Ähnlich und doch ziemlich anders

Titelthema - Ähnlich und doch ziemlich anders
© Thomas Kuhlenbeck

Nach dem Zweiten Weltkrieg haben sich Deutschland und Österreich unterschiedlich entwickelt. 1955 trat Deutschland der Nato bei, Österreich erlangte seine volle Souveränität – vor genau 70 Jahren.

Franz Schausberger01.05.2025

Nach dem Ende des Zweiten Weltkriegs war Österreich in einer schwierigen Lage. Schwer von den Kriegszerstörungen betroffen, stand Österreich unter alliierter Besatzung und war in vier Besatzungszonen aufgeteilt: die amerikanische, die sowjetische, die britische und die französische. Schon in der Moskauer Deklaration von 1943 erklärten die Außenminister der Sowjetunion, Großbritanniens und der USA, dass Österreich das erste freie Land gewesen sei, das der Angriffspolitik Hitlers zum Opfer gefallen war. Ebenso erklärte man, dass die Besetzung durch Hitlerdeutschland am 15. März 1938 als null und nichtig anzusehen sei.
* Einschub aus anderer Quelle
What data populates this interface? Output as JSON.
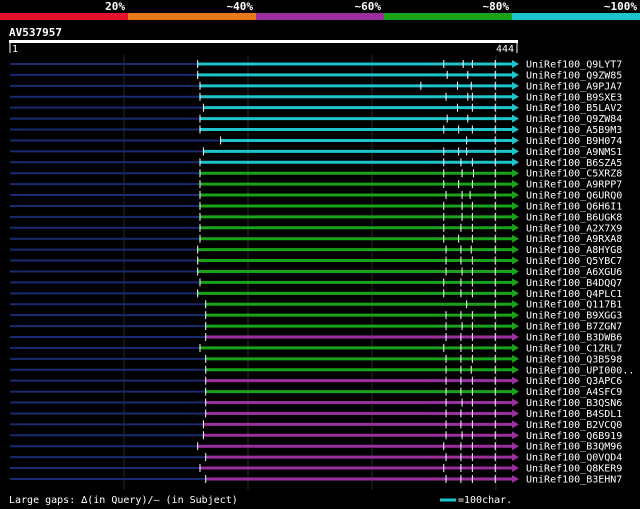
{
  "query": {
    "id": "AV537957",
    "start_label": "1",
    "end_label": "444",
    "length": 444
  },
  "identity_scale": [
    {
      "label": "20%",
      "color": "#e8112d"
    },
    {
      "label": "~40%",
      "color": "#e87a1c"
    },
    {
      "label": "~60%",
      "color": "#9b2fa0"
    },
    {
      "label": "~80%",
      "color": "#18a318"
    },
    {
      "label": "~100%",
      "color": "#1ec3cc"
    }
  ],
  "colors": {
    "background": "#000000",
    "query_line": "#ffffff",
    "unaligned": "#1a2a6e",
    "grid": "#2a2a2a",
    "white_tick": "#ffffff"
  },
  "footer": {
    "legend_text": "Large gaps: ∆(in Query)/– (in Subject)",
    "scale_text": "=100char.",
    "scale_color": "#1ec3cc"
  },
  "chart_data": {
    "type": "alignment",
    "x_unit": "residue position in query",
    "xlim": [
      1,
      444
    ],
    "series": [
      {
        "name": "UniRef100_Q9LYT7",
        "start": 165,
        "end": 444,
        "identity": "~100%",
        "ticks": [
          380,
          397,
          405,
          425
        ]
      },
      {
        "name": "UniRef100_Q9ZW85",
        "start": 165,
        "end": 444,
        "identity": "~100%",
        "ticks": [
          383,
          401,
          425
        ]
      },
      {
        "name": "UniRef100_A9PJA7",
        "start": 167,
        "end": 444,
        "identity": "~100%",
        "ticks": [
          360,
          392,
          404,
          425
        ]
      },
      {
        "name": "UniRef100_B9SXE3",
        "start": 167,
        "end": 444,
        "identity": "~100%",
        "ticks": [
          382,
          401,
          405,
          425
        ]
      },
      {
        "name": "UniRef100_B5LAV2",
        "start": 170,
        "end": 444,
        "identity": "~100%",
        "ticks": [
          392,
          405,
          425
        ]
      },
      {
        "name": "UniRef100_Q9ZW84",
        "start": 167,
        "end": 444,
        "identity": "~100%",
        "ticks": [
          383,
          401,
          425
        ]
      },
      {
        "name": "UniRef100_A5B9M3",
        "start": 167,
        "end": 444,
        "identity": "~100%",
        "ticks": [
          380,
          393,
          405,
          425
        ]
      },
      {
        "name": "UniRef100_B9H074",
        "start": 185,
        "end": 444,
        "identity": "~100%",
        "ticks": [
          400,
          425
        ]
      },
      {
        "name": "UniRef100_A9NMS1",
        "start": 170,
        "end": 444,
        "identity": "~100%",
        "ticks": [
          380,
          393,
          400,
          425
        ]
      },
      {
        "name": "UniRef100_B6SZA5",
        "start": 167,
        "end": 444,
        "identity": "~100%",
        "ticks": [
          380,
          395,
          405,
          425
        ]
      },
      {
        "name": "UniRef100_C5XRZ8",
        "start": 167,
        "end": 444,
        "identity": "~80%",
        "ticks": [
          380,
          396,
          406,
          425
        ]
      },
      {
        "name": "UniRef100_A9RPP7",
        "start": 167,
        "end": 444,
        "identity": "~80%",
        "ticks": [
          380,
          393,
          405,
          425
        ]
      },
      {
        "name": "UniRef100_Q6URQ0",
        "start": 167,
        "end": 444,
        "identity": "~80%",
        "ticks": [
          382,
          396,
          403,
          425
        ]
      },
      {
        "name": "UniRef100_Q6H6I1",
        "start": 167,
        "end": 444,
        "identity": "~80%",
        "ticks": [
          380,
          396,
          405,
          425
        ]
      },
      {
        "name": "UniRef100_B6UGK8",
        "start": 167,
        "end": 444,
        "identity": "~80%",
        "ticks": [
          380,
          396,
          405,
          425
        ]
      },
      {
        "name": "UniRef100_A2X7X9",
        "start": 167,
        "end": 444,
        "identity": "~80%",
        "ticks": [
          380,
          395,
          405,
          425
        ]
      },
      {
        "name": "UniRef100_A9RXA8",
        "start": 167,
        "end": 444,
        "identity": "~80%",
        "ticks": [
          380,
          393,
          405,
          425
        ]
      },
      {
        "name": "UniRef100_A8HYG8",
        "start": 165,
        "end": 444,
        "identity": "~80%",
        "ticks": [
          382,
          395,
          404,
          425
        ]
      },
      {
        "name": "UniRef100_Q5YBC7",
        "start": 165,
        "end": 444,
        "identity": "~80%",
        "ticks": [
          382,
          395,
          405,
          425
        ]
      },
      {
        "name": "UniRef100_A6XGU6",
        "start": 165,
        "end": 444,
        "identity": "~80%",
        "ticks": [
          382,
          396,
          405,
          425
        ]
      },
      {
        "name": "UniRef100_B4DQQ7",
        "start": 167,
        "end": 444,
        "identity": "~80%",
        "ticks": [
          380,
          395,
          405,
          425
        ]
      },
      {
        "name": "UniRef100_Q4PLC1",
        "start": 165,
        "end": 444,
        "identity": "~80%",
        "ticks": [
          380,
          395,
          405,
          425
        ]
      },
      {
        "name": "UniRef100_Q117B1",
        "start": 172,
        "end": 444,
        "identity": "~80%",
        "ticks": [
          400,
          425
        ]
      },
      {
        "name": "UniRef100_B9XGG3",
        "start": 172,
        "end": 444,
        "identity": "~80%",
        "ticks": [
          382,
          395,
          405,
          425
        ]
      },
      {
        "name": "UniRef100_B7ZGN7",
        "start": 172,
        "end": 444,
        "identity": "~80%",
        "ticks": [
          382,
          396,
          405,
          425
        ]
      },
      {
        "name": "UniRef100_B3DWB6",
        "start": 172,
        "end": 444,
        "identity": "~60%",
        "ticks": [
          382,
          395,
          405,
          425
        ]
      },
      {
        "name": "UniRef100_C1ZRL7",
        "start": 167,
        "end": 444,
        "identity": "~80%",
        "ticks": [
          380,
          395,
          405,
          425
        ]
      },
      {
        "name": "UniRef100_Q3B598",
        "start": 172,
        "end": 444,
        "identity": "~80%",
        "ticks": [
          382,
          395,
          405,
          425
        ]
      },
      {
        "name": "UniRef100_UPI000..",
        "start": 172,
        "end": 444,
        "identity": "~80%",
        "ticks": [
          382,
          395,
          404,
          425
        ]
      },
      {
        "name": "UniRef100_Q3APC6",
        "start": 172,
        "end": 444,
        "identity": "~60%",
        "ticks": [
          382,
          395,
          405,
          425
        ]
      },
      {
        "name": "UniRef100_A4SFC9",
        "start": 172,
        "end": 444,
        "identity": "~80%",
        "ticks": [
          382,
          395,
          405,
          425
        ]
      },
      {
        "name": "UniRef100_B3QSN6",
        "start": 172,
        "end": 444,
        "identity": "~60%",
        "ticks": [
          382,
          396,
          405,
          425
        ]
      },
      {
        "name": "UniRef100_B4SDL1",
        "start": 172,
        "end": 444,
        "identity": "~60%",
        "ticks": [
          382,
          395,
          405,
          425
        ]
      },
      {
        "name": "UniRef100_B2VCQ0",
        "start": 170,
        "end": 444,
        "identity": "~60%",
        "ticks": [
          382,
          395,
          405,
          425
        ]
      },
      {
        "name": "UniRef100_Q6B919",
        "start": 170,
        "end": 444,
        "identity": "~60%",
        "ticks": [
          382,
          396,
          405,
          425
        ]
      },
      {
        "name": "UniRef100_B3QM96",
        "start": 165,
        "end": 444,
        "identity": "~60%",
        "ticks": [
          380,
          395,
          405,
          425
        ]
      },
      {
        "name": "UniRef100_Q0VQD4",
        "start": 172,
        "end": 444,
        "identity": "~60%",
        "ticks": [
          382,
          395,
          405,
          425
        ]
      },
      {
        "name": "UniRef100_Q8KER9",
        "start": 167,
        "end": 444,
        "identity": "~60%",
        "ticks": [
          380,
          395,
          405,
          425
        ]
      },
      {
        "name": "UniRef100_B3EHN7",
        "start": 172,
        "end": 444,
        "identity": "~60%",
        "ticks": [
          382,
          395,
          405,
          425
        ]
      }
    ]
  }
}
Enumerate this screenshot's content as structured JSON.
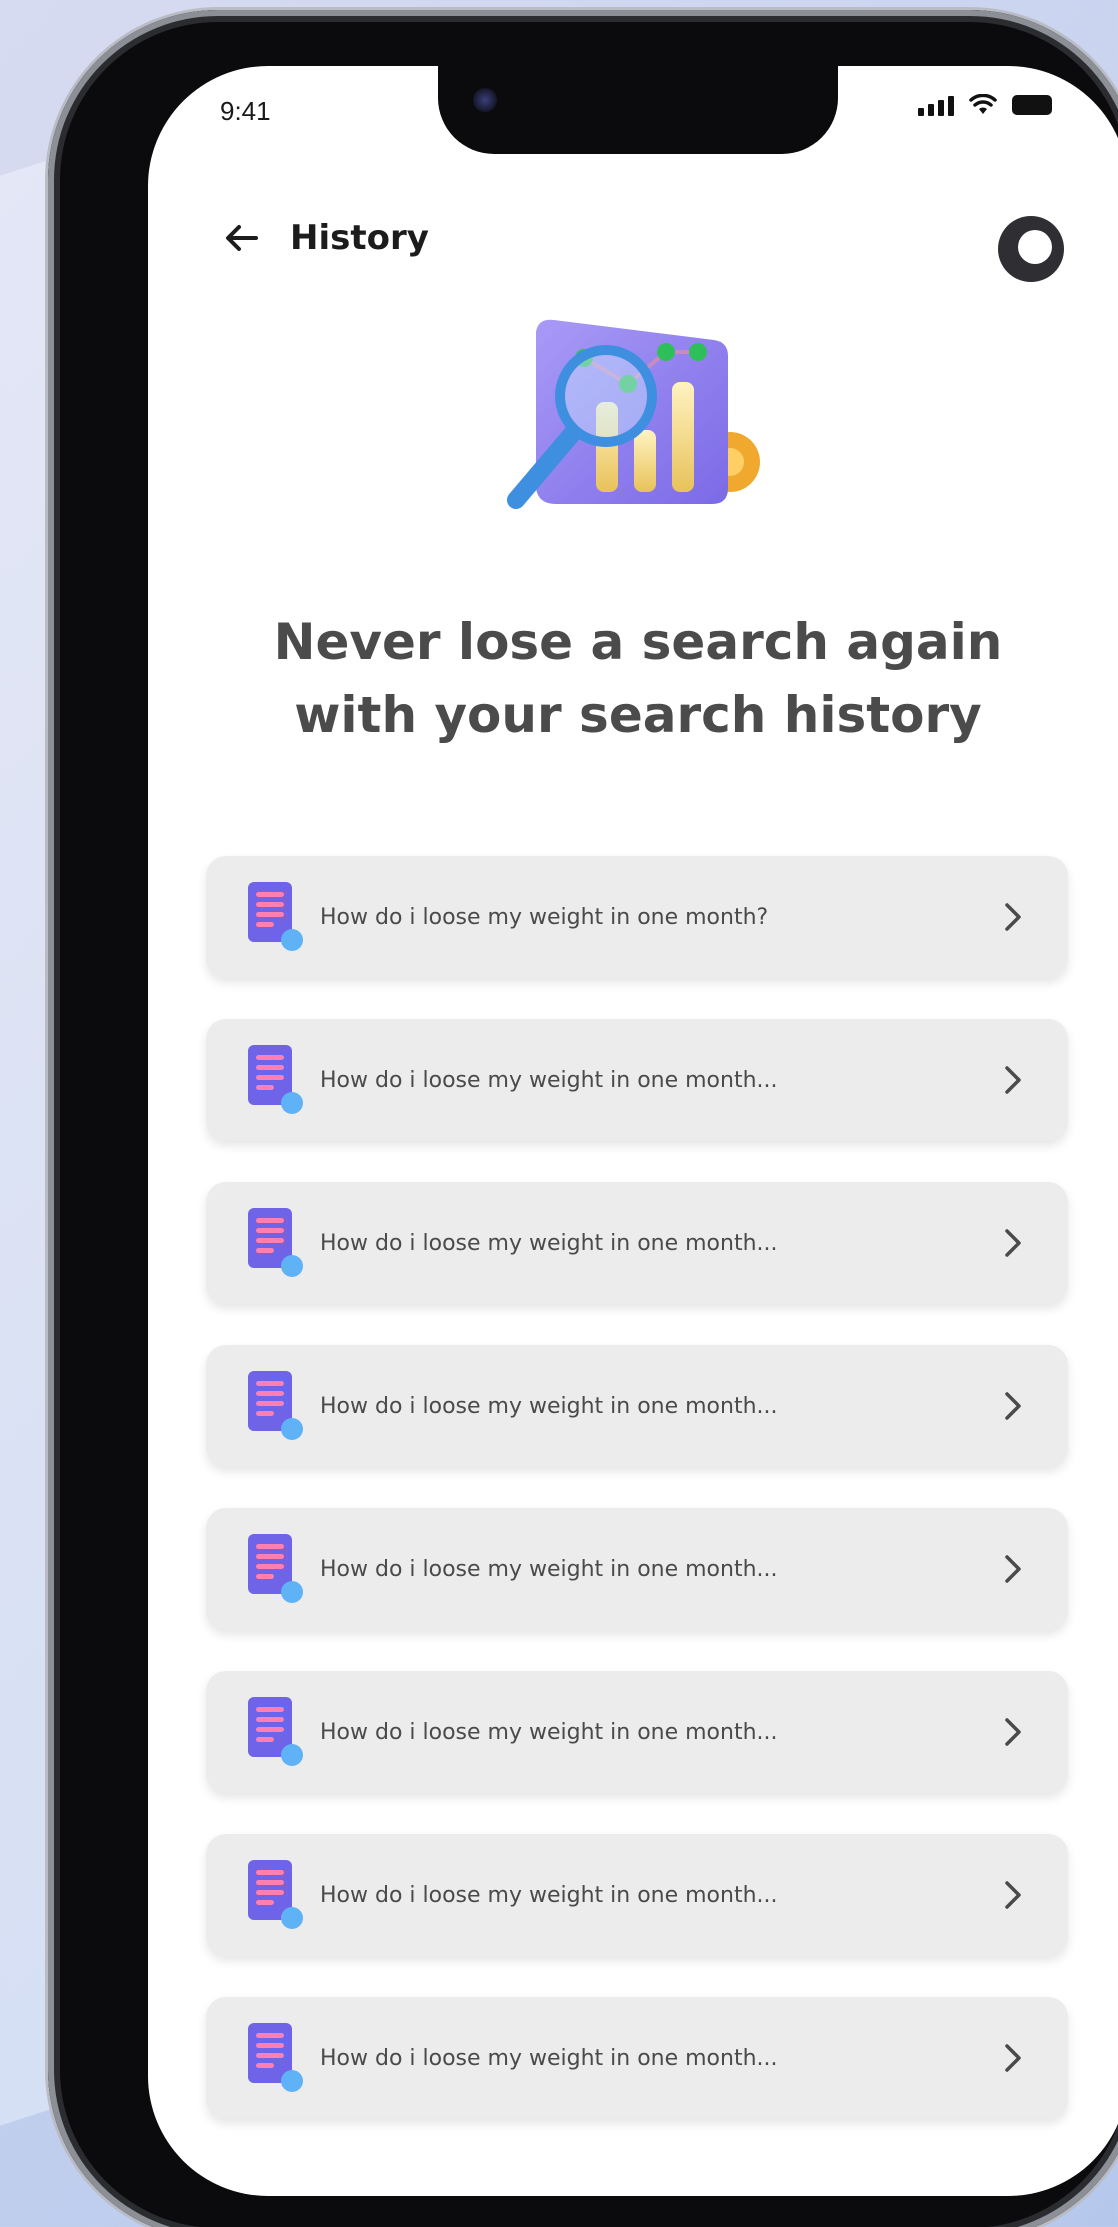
{
  "status_bar": {
    "time": "9:41"
  },
  "header": {
    "title": "History",
    "back_icon": "arrow-left-icon",
    "theme_icon": "theme-toggle-icon"
  },
  "hero": {
    "icon": "search-analytics-illustration"
  },
  "headline": {
    "line1": "Never lose a search again",
    "line2": "with your search history"
  },
  "history": {
    "items": [
      {
        "label": "How do i loose my weight in one month?",
        "icon": "document-icon"
      },
      {
        "label": "How do i loose my weight in one month...",
        "icon": "document-icon"
      },
      {
        "label": "How do i loose my weight in one month...",
        "icon": "document-icon"
      },
      {
        "label": "How do i loose my weight in one month...",
        "icon": "document-icon"
      },
      {
        "label": "How do i loose my weight in one month...",
        "icon": "document-icon"
      },
      {
        "label": "How do i loose my weight in one month...",
        "icon": "document-icon"
      },
      {
        "label": "How do i loose my weight in one month...",
        "icon": "document-icon"
      },
      {
        "label": "How do i loose my weight in one month...",
        "icon": "document-icon"
      }
    ]
  },
  "colors": {
    "accent_purple": "#8a7df0",
    "doc_blue": "#6f63e8",
    "doc_lines": "#ff7fb0",
    "card_bg": "#ececec",
    "headline": "#4b4b4b"
  }
}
Österreich trage aber auch für die Teilnahme am Kriege an der Seite Hitlerdeutschlands eine Verantwortung.

Während die Bundesrepublik Deutschland 1955 der Nato beitrat und sich damit gegen eine Neutralität aussprach, wurden die Verhandlungen über die volle Souveränität Österreichs in Moskau im April 1955 unter der Verhandlungsleitung von Bundeskanzler Julius Raab (ÖVP) fortgesetzt und führten zum Erfolg, der auch als Geburtsstunde der österreichischen Neutralität gilt. Diese Neutralität Österreichs wurde vor allem von den Sowjets gefordert und wurde schließlich so umgesetzt, dass das Neutralitätsgesetz vom freien und souveränen Staat Österreich „freiwillig“ beschlossen wurde. Die politische und militärische Neutralität des Landes ist bis heute und trotz des späteren EU-Beitritts ein zentrales Element der österreichischen Außenpolitik. Im Abschlussdokument, dem Moskauer Memorandum, wurde festgehalten, dass Österreich ein neutraler Staat sein würde und die vier alliierten Siegermächte des Zweiten Weltkrieges die Unversehrtheit und Unverletzlichkeit des Staatsgebietes garantieren würden. Obwohl die Neutralität immer wieder Anlass für Diskussionen ist, stehen die vier Parteien ÖVP, SPÖ, Grüne und FPÖ klar zur Neutralität, und auch die überwältigende Mehrheit der Bevölkerung vertritt diese Position.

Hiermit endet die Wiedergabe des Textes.